In March 1945 approx. 250 adolescents were forced to join the Wehrmacht. In early April the CC Moringen was cleared out/emptied; only those who were severely ill were left behind. The Death March set out towards the Harz region; the SS left the young prisoners behind, however, when the US Army started approaching. The adolescents were liberated near Lochtum and Appenrode.

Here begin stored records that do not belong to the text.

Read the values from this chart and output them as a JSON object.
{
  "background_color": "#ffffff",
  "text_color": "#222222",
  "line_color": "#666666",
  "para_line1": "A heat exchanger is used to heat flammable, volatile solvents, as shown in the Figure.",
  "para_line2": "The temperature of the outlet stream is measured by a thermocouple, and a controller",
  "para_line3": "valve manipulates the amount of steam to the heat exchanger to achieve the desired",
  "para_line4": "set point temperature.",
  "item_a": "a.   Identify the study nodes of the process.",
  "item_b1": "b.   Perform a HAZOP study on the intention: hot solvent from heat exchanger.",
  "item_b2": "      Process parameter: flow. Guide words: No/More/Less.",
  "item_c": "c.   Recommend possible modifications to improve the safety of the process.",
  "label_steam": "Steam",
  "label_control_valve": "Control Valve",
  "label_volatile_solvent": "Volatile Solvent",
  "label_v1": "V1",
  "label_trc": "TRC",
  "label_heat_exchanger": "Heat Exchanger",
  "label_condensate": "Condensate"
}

The “work house”, including its barracks, was converted into a DP-Camp for Polish people; the Americans returned it to the State of Lower Saxony in August 1947. Today a psychiatric hospital is located there.
Robert Ritter became city doctor in the Municipal Health Department in Frankfurt/Main in 1947. There he was responsible for the “juvenile support office” and the “Welfare Office for emotionally disturbed and mentally ill persons”. The investigations of the Frankfurt Public Prosecutor, begun in 1948, didn’t make any significant progress, due to the fact that the witness testimonies of Sinti and Roma were given only scant consideration. Ritter claimed that he knew nothing about Sinti und Roma being deported to Auschwitz. In 1950 the investigative proceedings were closed.